A new report from the Institute of Economic Affairs claims that 'a flurry of [Government] policies which have severely damaged the pub industry' over the past seven years are largely to blame. Author Christopher Snowdon said, 'British pubs may be suffering from long-term cultural shifts, but government policies have hugely exacerbated this trend.'

In particular, it sets its sights on the alcohol duty escalator, which has increased taxes on beer wine and spirits by 2% above inflation every year since 2008. Combined with 20% VAT and tighter real wages, the cost of a pint has never been so high.

In the two years after the smoking ban was introduced the proportion of pub-goers who were smokers fell from 54% to 40% and the number of visits smokers made to pubs declined by 74%, compared to 6% for non-smokers. In 2010, Goldman Sachs estimated the ban had reduced profits in a typical tenanted pub by 10%. But then some pub closures are probably a price worth paying for clean lungs.

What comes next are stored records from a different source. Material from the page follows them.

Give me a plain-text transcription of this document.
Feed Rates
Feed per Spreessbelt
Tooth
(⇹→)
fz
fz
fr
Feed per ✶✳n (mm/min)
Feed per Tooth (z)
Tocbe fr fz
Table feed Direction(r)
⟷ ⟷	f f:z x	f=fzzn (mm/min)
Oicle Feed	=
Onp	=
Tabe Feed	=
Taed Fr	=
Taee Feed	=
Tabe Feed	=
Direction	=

The IEA does acknowledge the impact of cultural shifts, including a shrinking of the working class, the decline of heavy industry and an 18% decline in alcohol consumption since 2004, but it claims that these long-term trends could not be responsible for such rapid decline since 2006. Rising incomes, at least for some, and an increase in things to do besides going to the pub, have also hit the industry.

Some landlords cheered the recent parliamentary vote to do away with compulsory beer ties, the crowning achievement of a campaign which has sought to demonise big pub companies (otherwise known as pubcos). The report tries to debunk the 'myth' that pubcos are responsible for the decline, pointing out that independent pubs and tenanted pubs have been closing at roughly the same rate. 

They do need to take some share of the blame though, Consumers would probably be more keen on going to the pub if the landlords had more incentives to provide a great service and more freedom to invest in both the selection of drinks and the environment of the pub itself. At the moment, most big chain pubs feel stuck in a stale beer-smelling past.

It would take a seismic force for the decline of the pubs to be turned around, and for that to happen the Government, landlords and, yes, pubcos, will all have to do their bit.